On the Mideast peace process, Dean said he agreed with Bush's decision to cut off relations with Palestinian leader Yasser Arafat. But he supported the concept behind what is called the Geneva Accord, which resolves border issues and other vexing matters before the negotiations envisioned in the U.S.-backed "road map" plan. "I think that's the right thing to do," he said, though he was not yet willing to "sign on to every last detail." The Bush administration has said it would not entertain such "shortcuts."

In Dean's speech Monday in Los Angeles, he will note that in the past dozen years, he supported four military interventions: the Persian Gulf War waged by Bush's father, Clinton's campaigns in Bosnia and Kosovo, and the invasion of Afghanistan. "As president, I will never hesitate to deploy our armed forces to defend our country and its allies and to protect our national interests," Dean will say, according to a draft of the speech provided by the campaign.

"People have equated his opposition to the war in Iraq to a peacenik approach to foreign policy," said Daalder, a National Security Council staffer under Clinton. "That's not where he comes from."

Dean plans to say he will put troops "in harm's way only when the stakes warrant," after postwar planning has been done, and after "we level with the American people about the relevant facts."

In the speech, Dean also will call for returning the National Guard to home-front duties and limiting its role in overseas conflicts.
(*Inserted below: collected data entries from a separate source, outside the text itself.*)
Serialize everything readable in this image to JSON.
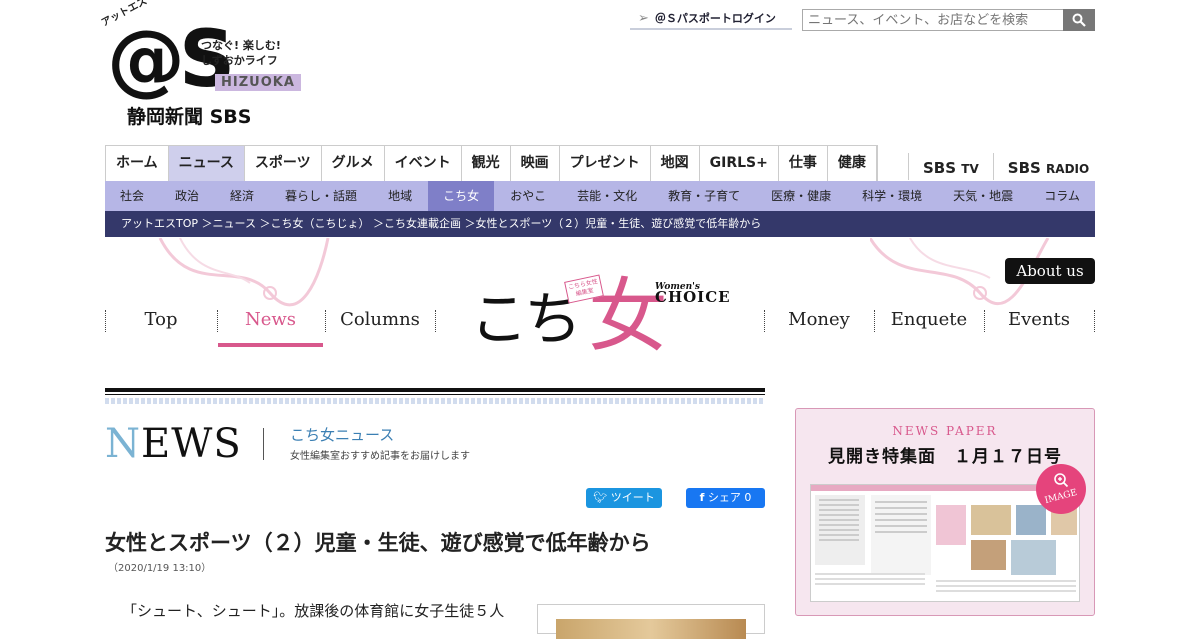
{
  "logo": {
    "kana": "アットエス",
    "mark": "@S",
    "tagline1": "つなぐ! 楽しむ!",
    "tagline2": "しずおかライフ",
    "shizuoka": "HIZUOKA",
    "publisher": "静岡新聞 SBS"
  },
  "header": {
    "passport_login": "＠Ｓパスポートログイン",
    "search_placeholder": "ニュース、イベント、お店などを検索"
  },
  "main_nav": [
    {
      "label": "ホーム"
    },
    {
      "label": "ニュース",
      "active": true
    },
    {
      "label": "スポーツ"
    },
    {
      "label": "グルメ"
    },
    {
      "label": "イベント"
    },
    {
      "label": "観光"
    },
    {
      "label": "映画"
    },
    {
      "label": "プレゼント"
    },
    {
      "label": "地図"
    },
    {
      "label": "GIRLS+"
    },
    {
      "label": "仕事"
    },
    {
      "label": "健康"
    }
  ],
  "sbs_nav": [
    {
      "main": "SBS",
      "sub": "TV"
    },
    {
      "main": "SBS",
      "sub": "RADIO"
    }
  ],
  "sub_nav": [
    {
      "label": "社会"
    },
    {
      "label": "政治"
    },
    {
      "label": "経済"
    },
    {
      "label": "暮らし・話題"
    },
    {
      "label": "地域"
    },
    {
      "label": "こち女",
      "active": true
    },
    {
      "label": "おやこ"
    },
    {
      "label": "芸能・文化"
    },
    {
      "label": "教育・子育て"
    },
    {
      "label": "医療・健康"
    },
    {
      "label": "科学・環境"
    },
    {
      "label": "天気・地震"
    },
    {
      "label": "コラム"
    }
  ],
  "breadcrumb": "アットエスTOP ＞ニュース ＞こち女（こちじょ） ＞こち女連載企画 ＞女性とスポーツ（２）児童・生徒、遊び感覚で低年齢から",
  "section": {
    "about": "About us",
    "nav": {
      "top": "Top",
      "news": "News",
      "columns": "Columns",
      "money": "Money",
      "enquete": "Enquete",
      "events": "Events"
    },
    "logo_ko": "こち",
    "logo_onna": "女",
    "logo_badge": "こちら女性編集室",
    "logo_womens": "Women's",
    "logo_choice": "CHOICE"
  },
  "news_header": {
    "n": "N",
    "ews": "EWS",
    "subtitle": "こち女ニュース",
    "description": "女性編集室おすすめ記事をお届けします"
  },
  "social": {
    "tweet": "ツイート",
    "share": "シェア 0"
  },
  "article": {
    "title": "女性とスポーツ（２）児童・生徒、遊び感覚で低年齢から",
    "date": "（2020/1/19 13:10）",
    "body_first_line": "「シュート、シュート」。放課後の体育館に女子生徒５人"
  },
  "newspaper": {
    "label": "NEWS PAPER",
    "title": "見開き特集面　１月１７日号",
    "image_button": "IMAGE"
  },
  "colors": {
    "subnav_bg": "#b6b6e6",
    "subnav_active": "#7f7fc8",
    "breadcrumb_bg": "#34386a",
    "accent_pink": "#d8588c",
    "tweet_blue": "#1b95e0",
    "facebook_blue": "#1877f2"
  }
}
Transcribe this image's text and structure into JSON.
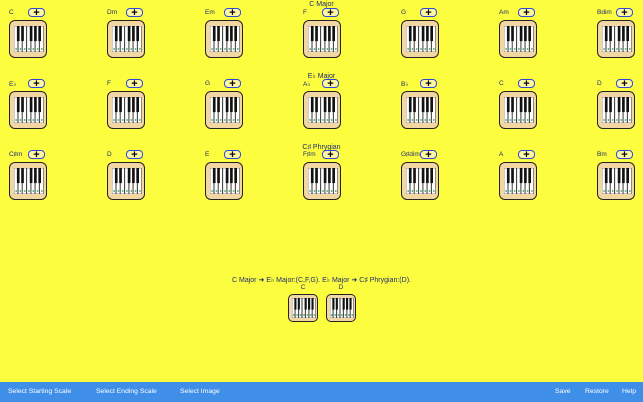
{
  "scales": [
    {
      "title": "C Major",
      "chords": [
        "C",
        "Dm",
        "Em",
        "F",
        "G",
        "Am",
        "Bdim"
      ]
    },
    {
      "title": "E♭ Major",
      "chords": [
        "E♭",
        "F",
        "G",
        "A♭",
        "B♭",
        "C",
        "D"
      ]
    },
    {
      "title": "C♯ Phrygian",
      "chords": [
        "C♯m",
        "D",
        "E",
        "F♯m",
        "G♯dim",
        "A",
        "Bm"
      ]
    }
  ],
  "add_button_symbol": "+",
  "progression": {
    "text": "C Major  ➜  E♭ Major:(C,F,G). E♭ Major  ➜  C♯ Phrygian:(D).",
    "chords": [
      "C",
      "D"
    ]
  },
  "toolbar": {
    "select_starting_scale": "Select Starting Scale",
    "select_ending_scale": "Select Ending Scale",
    "select_image": "Select Image",
    "save": "Save",
    "restore": "Restore",
    "help": "Help"
  },
  "colors": {
    "background": "#fdfd3f",
    "toolbar": "#3f8ee8",
    "button_border": "#2b4bd6",
    "piano_body": "#f3d7a3"
  }
}
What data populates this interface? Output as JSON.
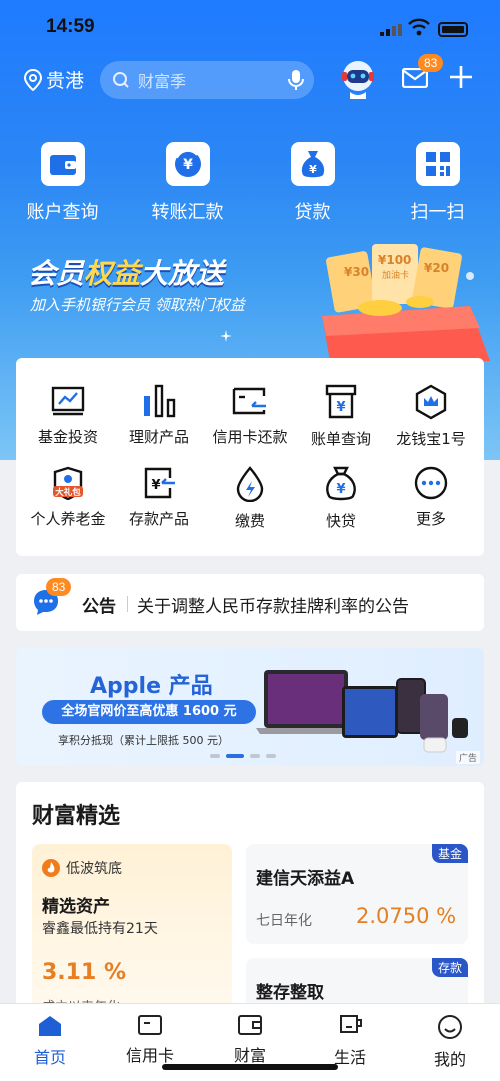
{
  "status": {
    "time": "14:59"
  },
  "topbar": {
    "location": "贵港",
    "search_placeholder": "财富季",
    "mail_badge": "83"
  },
  "main_icons": [
    {
      "label": "账户查询",
      "icon": "wallet-icon"
    },
    {
      "label": "转账汇款",
      "icon": "transfer-icon"
    },
    {
      "label": "贷款",
      "icon": "money-bag-icon"
    },
    {
      "label": "扫一扫",
      "icon": "scan-icon"
    }
  ],
  "promo": {
    "title_a": "会员",
    "title_b": "权益",
    "title_c": "大放送",
    "subtitle": "加入手机银行会员 领取热门权益",
    "coupon1": "¥30",
    "coupon2": "¥100",
    "coupon2_sub": "加油卡",
    "coupon3": "¥20"
  },
  "services": [
    {
      "label": "基金投资",
      "icon": "chart-board-icon"
    },
    {
      "label": "理财产品",
      "icon": "bar-chart-icon"
    },
    {
      "label": "信用卡还款",
      "icon": "card-icon"
    },
    {
      "label": "账单查询",
      "icon": "bill-icon"
    },
    {
      "label": "龙钱宝1号",
      "icon": "crown-shield-icon"
    },
    {
      "label": "个人养老金",
      "icon": "pension-icon",
      "tag": "大礼包"
    },
    {
      "label": "存款产品",
      "icon": "deposit-icon"
    },
    {
      "label": "缴费",
      "icon": "drop-bolt-icon"
    },
    {
      "label": "快贷",
      "icon": "quick-loan-icon"
    },
    {
      "label": "更多",
      "icon": "more-icon"
    }
  ],
  "announcement": {
    "badge": "83",
    "label": "公告",
    "text": "关于调整人民币存款挂牌利率的公告"
  },
  "ad": {
    "title": "Apple 产品",
    "highlight": "全场官网价至高优惠 1600 元",
    "note": "享积分抵现（累计上限抵 500 元）",
    "tag": "广告"
  },
  "wealth": {
    "title": "财富精选",
    "left": {
      "tag": "低波筑底",
      "name": "精选资产",
      "desc": "睿鑫最低持有21天",
      "rate": "3.11 %",
      "rate_label": "成立以来年化"
    },
    "right1": {
      "badge": "基金",
      "name": "建信天添益A",
      "label": "七日年化",
      "value": "2.0750 %"
    },
    "right2": {
      "badge": "存款",
      "name": "整存整取"
    }
  },
  "nav": [
    {
      "label": "首页",
      "icon": "home-icon",
      "active": true
    },
    {
      "label": "信用卡",
      "icon": "credit-card-icon"
    },
    {
      "label": "财富",
      "icon": "wallet-icon"
    },
    {
      "label": "生活",
      "icon": "cup-icon"
    },
    {
      "label": "我的",
      "icon": "smile-icon"
    }
  ],
  "colors": {
    "brand": "#1f6fe8",
    "accent": "#ff8a1f",
    "rate": "#e67e22"
  }
}
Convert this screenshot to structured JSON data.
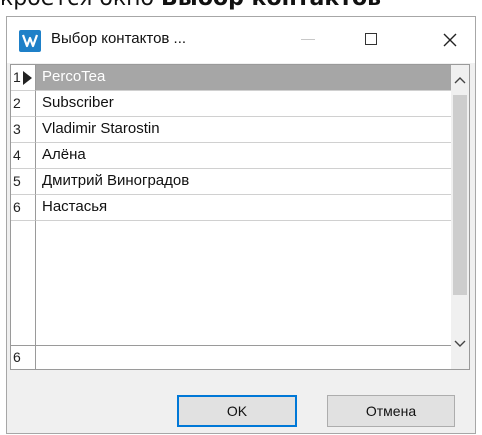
{
  "page": {
    "caption_prefix": "кроется окно",
    "caption_bold": "Выбор контактов"
  },
  "window": {
    "title": "Выбор контактов ...",
    "icons": {
      "app": "app-logo-icon",
      "minimize": "minimize-icon",
      "maximize": "maximize-icon",
      "close": "close-icon"
    }
  },
  "grid": {
    "rows": [
      {
        "index": "1",
        "name": "PercoTea",
        "selected": true
      },
      {
        "index": "2",
        "name": "Subscriber"
      },
      {
        "index": "3",
        "name": "Vladimir Starostin"
      },
      {
        "index": "4",
        "name": "Алёна"
      },
      {
        "index": "5",
        "name": "Дмитрий Виноградов"
      },
      {
        "index": "6",
        "name": "Настасья"
      }
    ],
    "footer_count": "6",
    "icons": {
      "row_pointer": "row-pointer-icon",
      "scroll_up": "chevron-up-icon",
      "scroll_down": "chevron-down-icon"
    }
  },
  "buttons": {
    "ok": "OK",
    "cancel": "Отмена"
  }
}
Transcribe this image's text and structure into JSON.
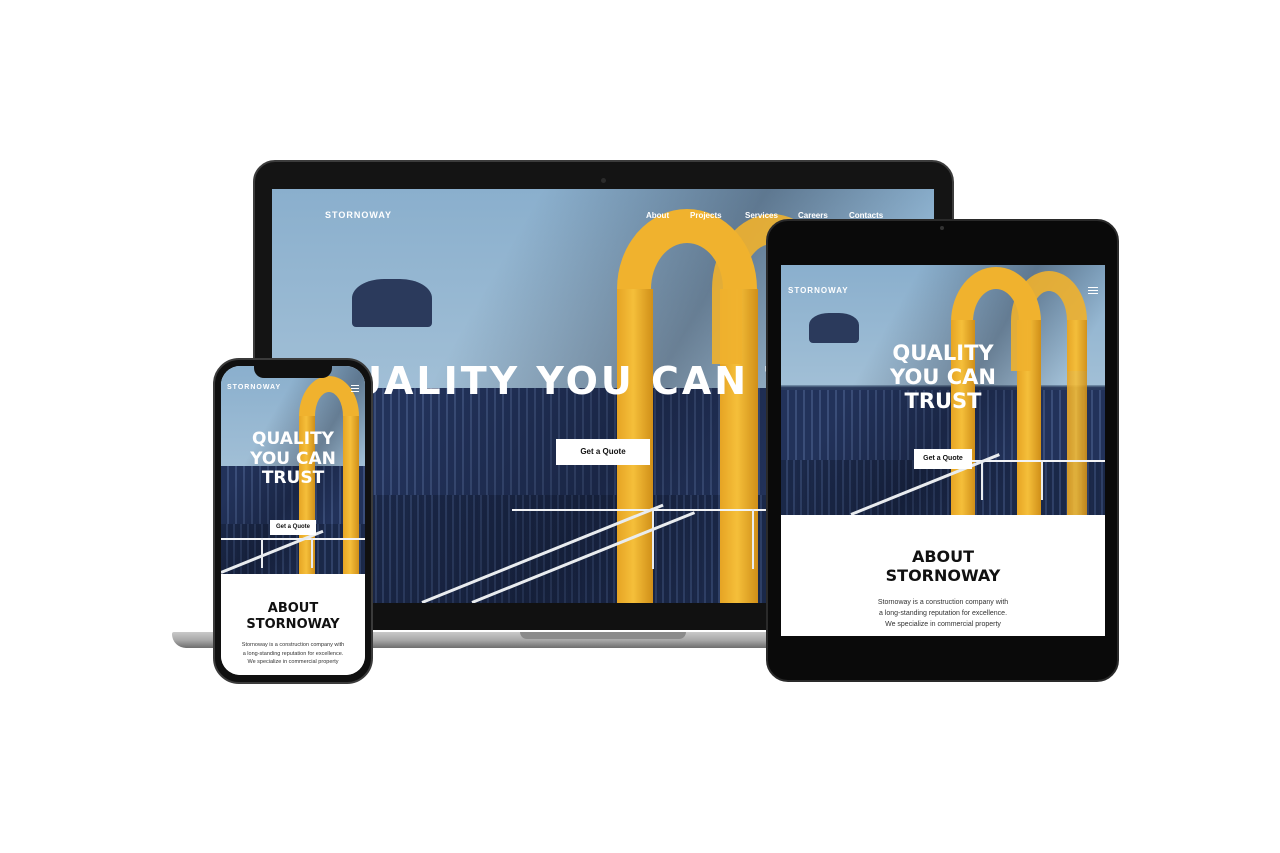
{
  "site": {
    "brand": "STORNOWAY",
    "nav": [
      "About",
      "Projects",
      "Services",
      "Careers",
      "Contacts"
    ],
    "hero_headline_laptop": "QUALITY YOU CAN TRUST",
    "hero_headline_lines": [
      "QUALITY",
      "YOU CAN",
      "TRUST"
    ],
    "cta_label": "Get a Quote",
    "about_title_lines": [
      "ABOUT",
      "STORNOWAY"
    ],
    "about_body_lines": [
      "Stornoway is a construction company with",
      "a long-standing reputation for excellence.",
      "We specialize in commercial property"
    ]
  },
  "devices": [
    "laptop",
    "tablet",
    "phone"
  ],
  "icons": {
    "menu": "hamburger-menu-icon"
  },
  "colors": {
    "accent_yellow": "#f0b22e",
    "sky": "#8fb1cd",
    "building": "#22325a",
    "device_frame": "#141414"
  }
}
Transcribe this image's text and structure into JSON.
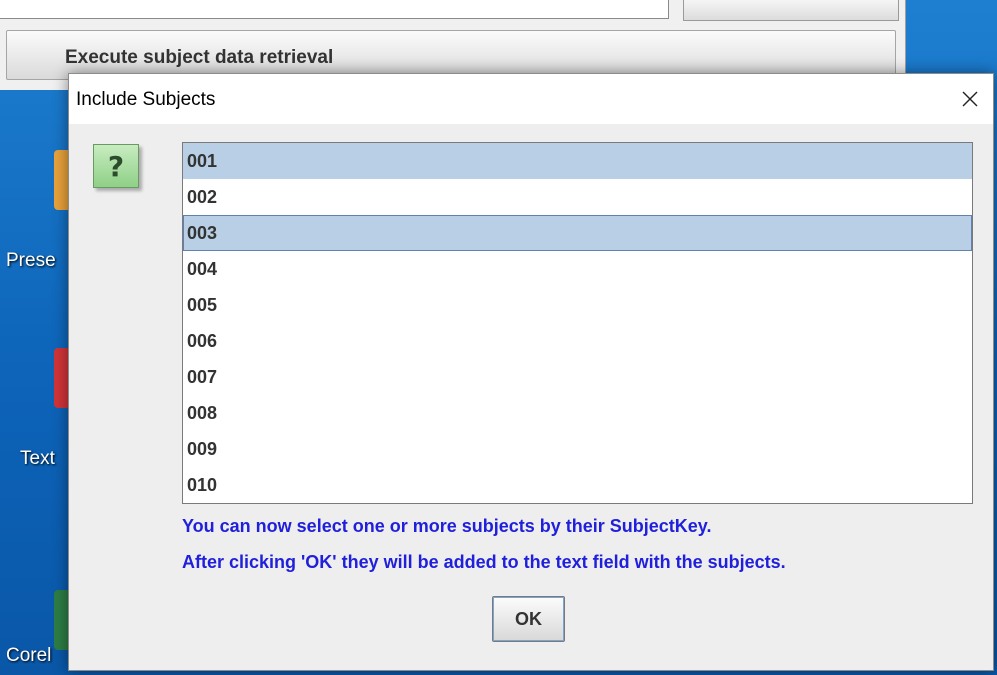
{
  "desktop": {
    "icons": [
      {
        "label": "Prese",
        "color": "#e8a23b"
      },
      {
        "label": "Text",
        "color": "#d13438"
      },
      {
        "label": "Corel",
        "color": "#2d7d46"
      }
    ]
  },
  "background_window": {
    "execute_button_label": "Execute subject data retrieval"
  },
  "dialog": {
    "title": "Include Subjects",
    "close_icon": "close-icon",
    "question_icon": "question-mark-icon",
    "question_glyph": "?",
    "subjects": [
      {
        "key": "001",
        "selected": true,
        "focused": false
      },
      {
        "key": "002",
        "selected": false,
        "focused": false
      },
      {
        "key": "003",
        "selected": true,
        "focused": true
      },
      {
        "key": "004",
        "selected": false,
        "focused": false
      },
      {
        "key": "005",
        "selected": false,
        "focused": false
      },
      {
        "key": "006",
        "selected": false,
        "focused": false
      },
      {
        "key": "007",
        "selected": false,
        "focused": false
      },
      {
        "key": "008",
        "selected": false,
        "focused": false
      },
      {
        "key": "009",
        "selected": false,
        "focused": false
      },
      {
        "key": "010",
        "selected": false,
        "focused": false
      }
    ],
    "info_line_1": "You can now select one or more subjects by their SubjectKey.",
    "info_line_2": "After clicking 'OK' they will be added to the text field with the subjects.",
    "ok_label": "OK"
  },
  "colors": {
    "selection": "#b8cfe5",
    "info_text": "#1f1fdc",
    "desktop": "#0d64b9"
  }
}
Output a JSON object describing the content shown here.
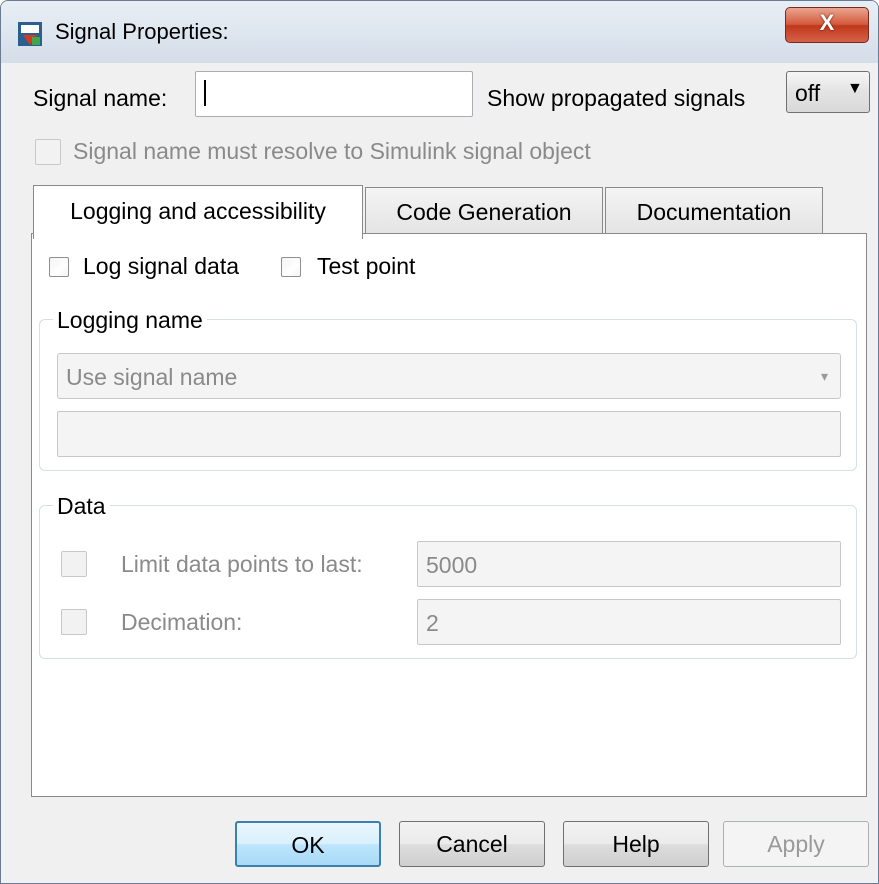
{
  "window": {
    "title": "Signal Properties:",
    "close_label": "X"
  },
  "signal_name": {
    "label": "Signal name:",
    "value": ""
  },
  "propagated": {
    "label": "Show propagated signals",
    "value": "off",
    "arrow": "▼"
  },
  "resolve_checkbox": {
    "label": "Signal name must resolve to Simulink signal object",
    "checked": false,
    "enabled": false
  },
  "tabs": [
    {
      "label": "Logging and accessibility",
      "active": true
    },
    {
      "label": "Code Generation",
      "active": false
    },
    {
      "label": "Documentation",
      "active": false
    }
  ],
  "logging": {
    "log_signal_label": "Log signal data",
    "test_point_label": "Test point",
    "logging_name_group": "Logging name",
    "logging_name_mode": "Use signal name",
    "logging_name_arrow": "▾",
    "logging_name_value": "",
    "data_group": "Data",
    "limit_label": "Limit data points to last:",
    "limit_value": "5000",
    "decimation_label": "Decimation:",
    "decimation_value": "2"
  },
  "buttons": {
    "ok": "OK",
    "cancel": "Cancel",
    "help": "Help",
    "apply": "Apply"
  },
  "colors": {
    "default_button_border": "#3c7fb1",
    "close_button": "#c0391b",
    "disabled_text": "#8a8a8a"
  }
}
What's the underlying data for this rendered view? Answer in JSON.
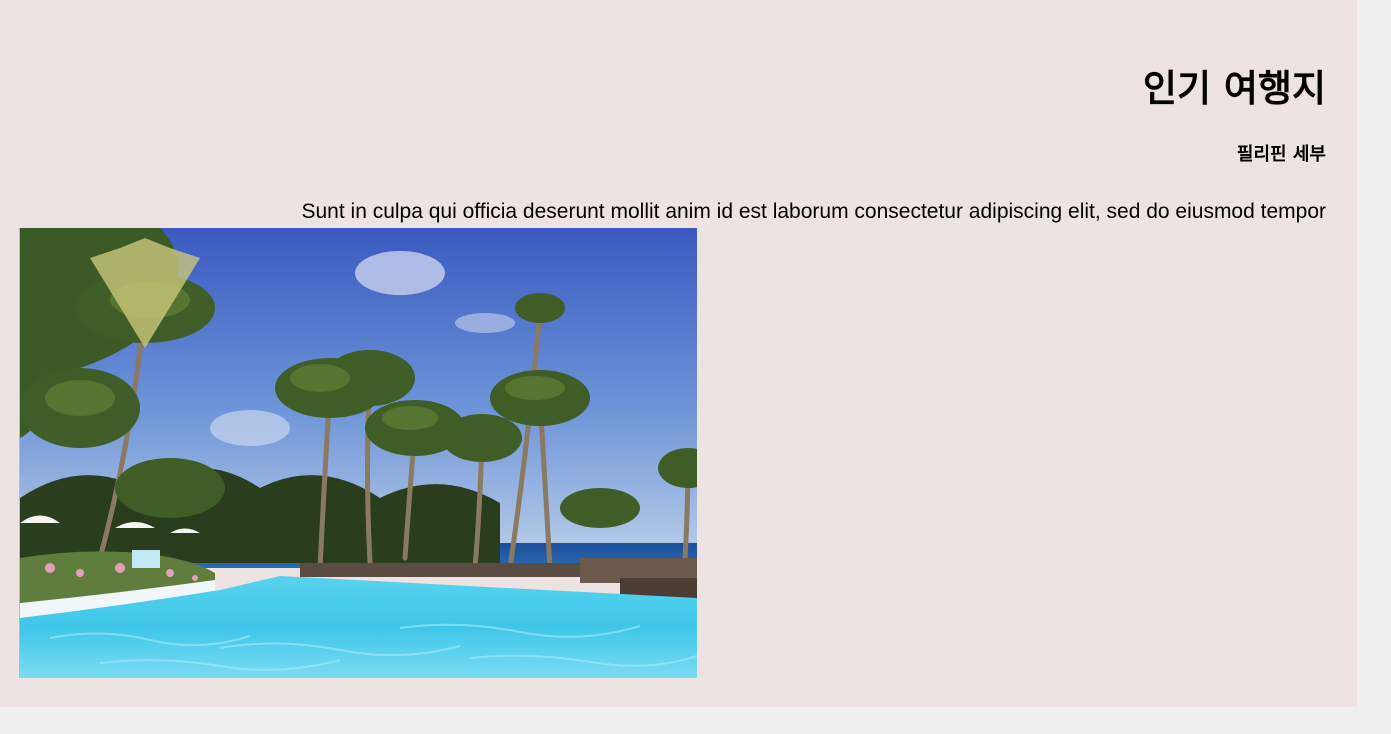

He will propose the creation of a new fund to combat the spread of weapons of mass destruction, as well as spending $30 billion to fights AIDS and other infectious diseases.

During the interview, Dean outlined what could be called his doctrine on the use of force. He said it was appropriate in three instances: after an attack on the United States, when there is clear evidence of an imminent attack and in cases of genocide when other world bodies failed to act. But, he added, he did not favor military interventions in areas where there was no functioning government.

Thus, he said, he might have supported using force to prevent genocide in Rwanda in the mid-1990s, but would not have provided U.S. forces in Somalia or the Congo. As for the Iraq war, he said, "It is now very clear Saddam Hussein presented no threat to the United States whatsoever." He later amended that to "no imminent threat."